標題: 具有彈性時間限制因素的頻繁子圖探勘
Frequent Subgraph Mining with Flexible Timing Constraints
作者: 張琇婷
Chang, Hsiu-Ting
關鍵字: graph mining
frequent subgraph
出版社: 資訊科學與工程學系所
摘要: 在本篇論文中我們提出探勘具時間限制的頻繁子圖問題。一般常見的圖形探勘演算法是利用圖形去摸擬真實資料庫中的物件,它們能夠從龐大的圖形資料中找出頻繁子圖並利用此資訊來解決相關重要的問題,例如生物資訊、化學分析、社會網絡流程分析。然而,這些演算法卻無法解決有關時間需求的相關應用,其原因在於這些演算法的假設全建立在無時間限制的資料上。事實上,在一個資料中兩個物件常常需要時間的限制來確立其是否合乎要求,例如建立專案時所用的PERT排程。而為了能夠解決此類問題,我們在圖形上利用了不同的時間定義來摸擬此類情況。 核心製程指的是零組件在生產時之某段製造流程,我們以圖形的概念來解釋核心製程指的便是頻繁子圖。

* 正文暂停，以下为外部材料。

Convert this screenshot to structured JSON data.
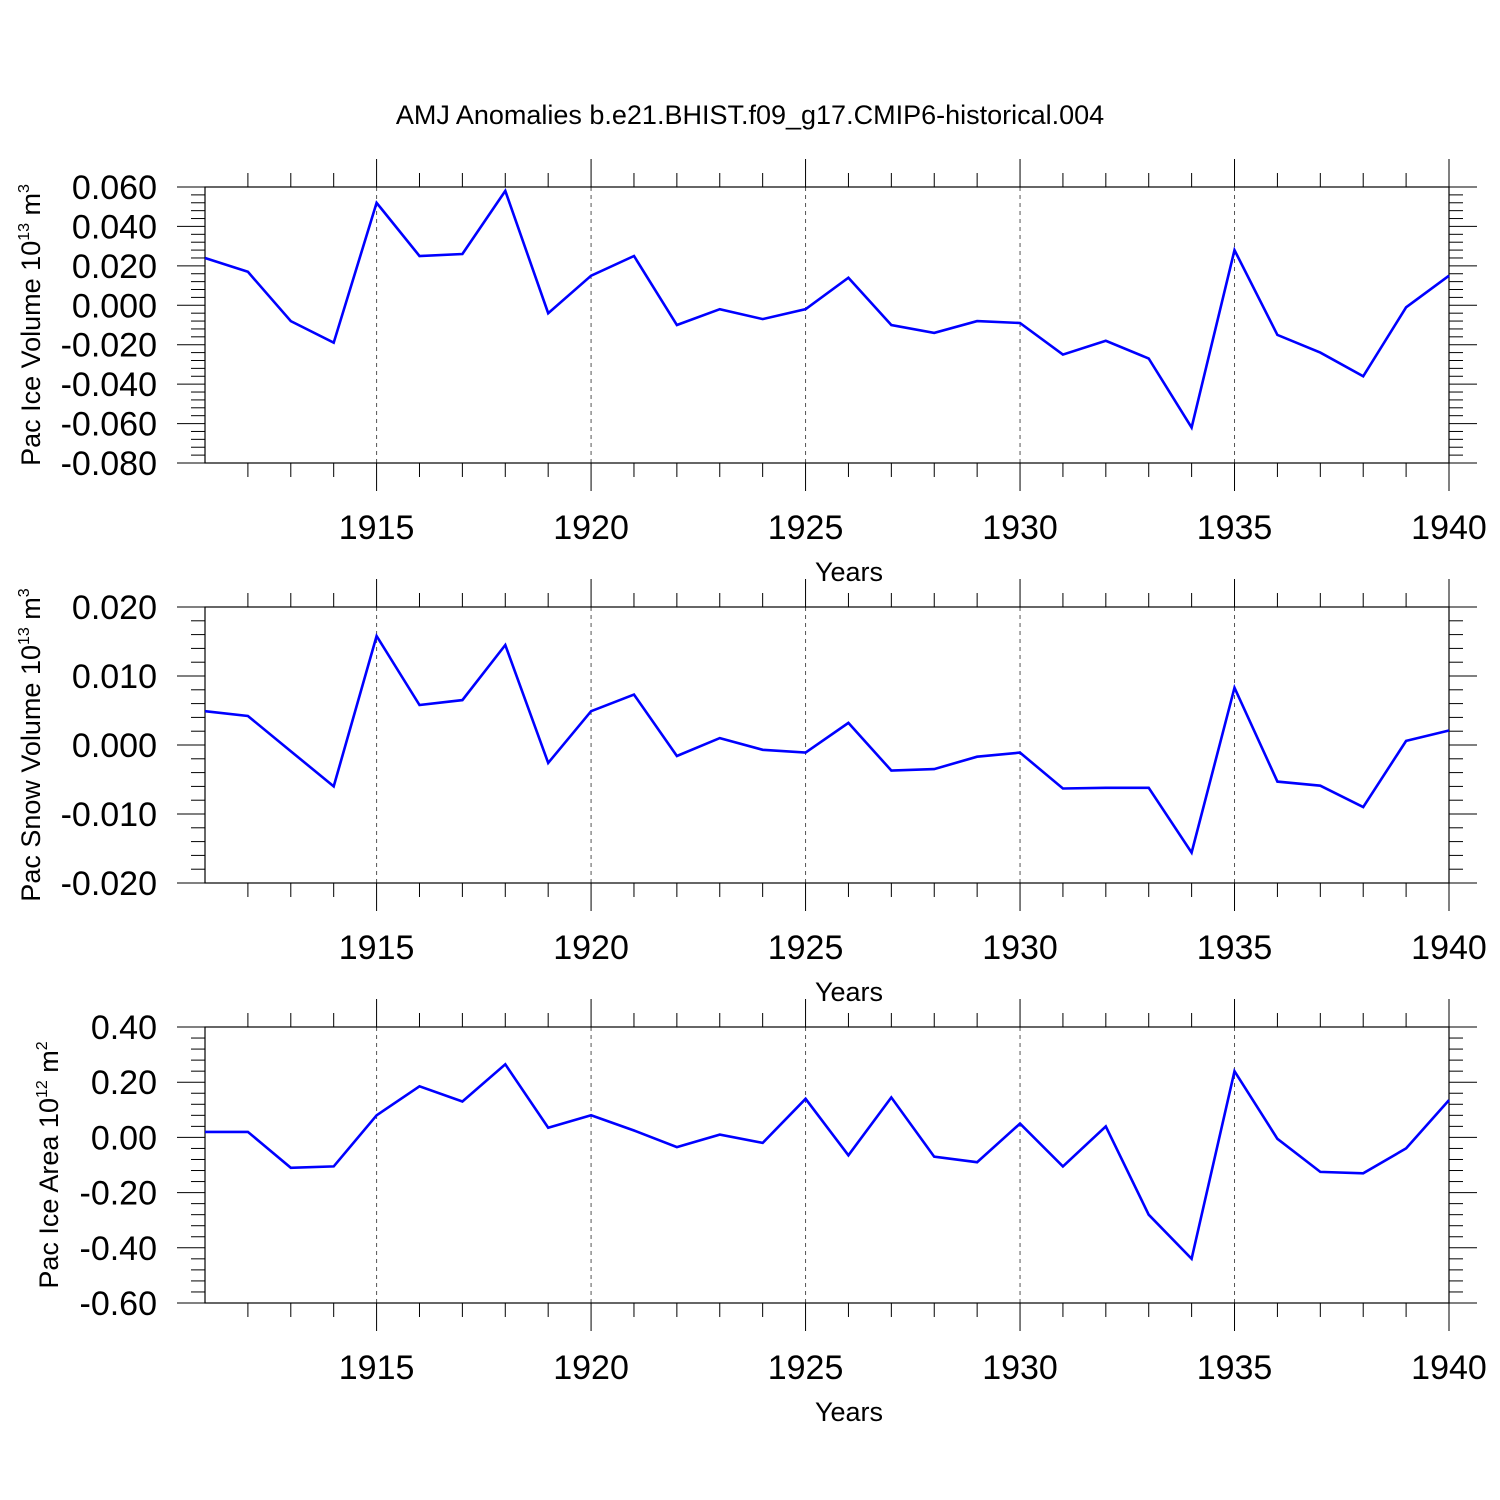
{
  "figure_title": "AMJ Anomalies b.e21.BHIST.f09_g17.CMIP6-historical.004",
  "colors": {
    "line": "#0000ff",
    "axis": "#000000",
    "grid": "#555555"
  },
  "chart_data": [
    {
      "type": "line",
      "title": "AMJ Anomalies b.e21.BHIST.f09_g17.CMIP6-historical.004",
      "ylabel_main": "Pac Ice Volume 10",
      "ylabel_exp": "13",
      "ylabel_unit": " m",
      "ylabel_unit_exp": "3",
      "xlabel": "Years",
      "xlim": [
        1911,
        1940
      ],
      "ylim": [
        -0.08,
        0.06
      ],
      "yticks": [
        -0.08,
        -0.06,
        -0.04,
        -0.02,
        0.0,
        0.02,
        0.04,
        0.06
      ],
      "ytick_labels": [
        "-0.080",
        "-0.060",
        "-0.040",
        "-0.020",
        "0.000",
        "0.020",
        "0.040",
        "0.060"
      ],
      "xticks": [
        1915,
        1920,
        1925,
        1930,
        1935,
        1940
      ],
      "xtick_labels": [
        "1915",
        "1920",
        "1925",
        "1930",
        "1935",
        "1940"
      ],
      "x": [
        1911,
        1912,
        1913,
        1914,
        1915,
        1916,
        1917,
        1918,
        1919,
        1920,
        1921,
        1922,
        1923,
        1924,
        1925,
        1926,
        1927,
        1928,
        1929,
        1930,
        1931,
        1932,
        1933,
        1934,
        1935,
        1936,
        1937,
        1938,
        1939,
        1940
      ],
      "values": [
        0.024,
        0.017,
        -0.008,
        -0.019,
        0.052,
        0.025,
        0.026,
        0.058,
        -0.004,
        0.015,
        0.025,
        -0.01,
        -0.002,
        -0.007,
        -0.002,
        0.014,
        -0.01,
        -0.014,
        -0.008,
        -0.009,
        -0.025,
        -0.018,
        -0.027,
        -0.062,
        0.028,
        -0.015,
        -0.024,
        -0.036,
        -0.001,
        0.015
      ],
      "grid": "dashed vertical at major ticks"
    },
    {
      "type": "line",
      "ylabel_main": "Pac Snow Volume 10",
      "ylabel_exp": "13",
      "ylabel_unit": " m",
      "ylabel_unit_exp": "3",
      "xlabel": "Years",
      "xlim": [
        1911,
        1940
      ],
      "ylim": [
        -0.02,
        0.02
      ],
      "yticks": [
        -0.02,
        -0.01,
        0.0,
        0.01,
        0.02
      ],
      "ytick_labels": [
        "-0.020",
        "-0.010",
        "0.000",
        "0.010",
        "0.020"
      ],
      "xticks": [
        1915,
        1920,
        1925,
        1930,
        1935,
        1940
      ],
      "xtick_labels": [
        "1915",
        "1920",
        "1925",
        "1930",
        "1935",
        "1940"
      ],
      "x": [
        1911,
        1912,
        1913,
        1914,
        1915,
        1916,
        1917,
        1918,
        1919,
        1920,
        1921,
        1922,
        1923,
        1924,
        1925,
        1926,
        1927,
        1928,
        1929,
        1930,
        1931,
        1932,
        1933,
        1934,
        1935,
        1936,
        1937,
        1938,
        1939,
        1940
      ],
      "values": [
        0.0049,
        0.0042,
        -0.0009,
        -0.006,
        0.0158,
        0.0058,
        0.0065,
        0.0145,
        -0.0026,
        0.0049,
        0.0073,
        -0.0016,
        0.001,
        -0.0007,
        -0.0011,
        0.0032,
        -0.0037,
        -0.0035,
        -0.0017,
        -0.0011,
        -0.0063,
        -0.0062,
        -0.0062,
        -0.0156,
        0.0083,
        -0.0053,
        -0.0059,
        -0.009,
        0.0006,
        0.0021
      ],
      "grid": "dashed vertical at major ticks"
    },
    {
      "type": "line",
      "ylabel_main": "Pac Ice Area 10",
      "ylabel_exp": "12",
      "ylabel_unit": " m",
      "ylabel_unit_exp": "2",
      "xlabel": "Years",
      "xlim": [
        1911,
        1940
      ],
      "ylim": [
        -0.6,
        0.4
      ],
      "yticks": [
        -0.6,
        -0.4,
        -0.2,
        0.0,
        0.2,
        0.4
      ],
      "ytick_labels": [
        "-0.60",
        "-0.40",
        "-0.20",
        "0.00",
        "0.20",
        "0.40"
      ],
      "xticks": [
        1915,
        1920,
        1925,
        1930,
        1935,
        1940
      ],
      "xtick_labels": [
        "1915",
        "1920",
        "1925",
        "1930",
        "1935",
        "1940"
      ],
      "x": [
        1911,
        1912,
        1913,
        1914,
        1915,
        1916,
        1917,
        1918,
        1919,
        1920,
        1921,
        1922,
        1923,
        1924,
        1925,
        1926,
        1927,
        1928,
        1929,
        1930,
        1931,
        1932,
        1933,
        1934,
        1935,
        1936,
        1937,
        1938,
        1939,
        1940
      ],
      "values": [
        0.02,
        0.02,
        -0.11,
        -0.105,
        0.08,
        0.185,
        0.13,
        0.265,
        0.035,
        0.08,
        0.025,
        -0.035,
        0.01,
        -0.02,
        0.14,
        -0.065,
        0.145,
        -0.07,
        -0.09,
        0.05,
        -0.105,
        0.04,
        -0.28,
        -0.44,
        0.24,
        -0.005,
        -0.125,
        -0.13,
        -0.04,
        0.135
      ],
      "grid": "dashed vertical at major ticks"
    }
  ]
}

本篇論文在頻繁子圖探勘時加上了時間限制的因素,來加強在具有時戳性質的圖形資料集裡作圖形探勘,以打破目前傳統頻繁子圖演算法中未考量時間限制因素的子圖探勘。 在本論文中提出了區間間隙的概念,主要即是由固定的Min_Gap、Max_gap將之修改調整為彈性的Min_Gap與Max_gap,此區間間隙彈性的地方即在於圖形資料集裡的任兩個節點所串連的邊皆會有不同的區間間隙,也就是一個具有n個邊的圖形裡,將會有n個不同的區間間隙值,也就是Min_Gap與Max_gap,這樣的作法對於具有時戳性質的圖形探勘將更有效益
In this paper we introduce a problem of discovering frequent subgraph with flexible time constraints. Current graph mining algorithms use graphs to model objects in a real data set. They can discover frequent subgraphs from a large graph data and be used for solving various important problems, such as bioinformatics, cheminformatics, social network flow analysis. Nevertheless, these approaches may not satisfy the time requirement of problems because they assume that the mining is performed in graph data without time constraints. In reality, a data set often needs to specify time gaps between two adjacent objects to qualify itself for the term of validity. For example, the PERT scheduling with resources problem. Thus, we use various definitions about time constraints in the graph data for simulating the time restriction of objects in the real data and present FSMTC algorithm to mine frequent subgraphs from the graph data. The core process can be modeled by a frequent sub-graph of the graph concept, where the core process denotes some procedures of the assembly production. In the paper, we add the factor of timing constraints into the problem of frequent sub-graph mining to enhance the traditional graph mining research. We proposed the interval-gap concept which can flexibly modify time constraints (Min_Gap/Max_gap) in a graph data set. It allows each edge of a graph data set to be with different interval-gap value. For example, given a graph with n edges, the interval-gap concept provides n interval-gap values, Min_Gap and Max_gap, for these edges correspondingly. By incorporating this concept into the graph mining, discovering frequent sub-graph with time constraints can be more effective.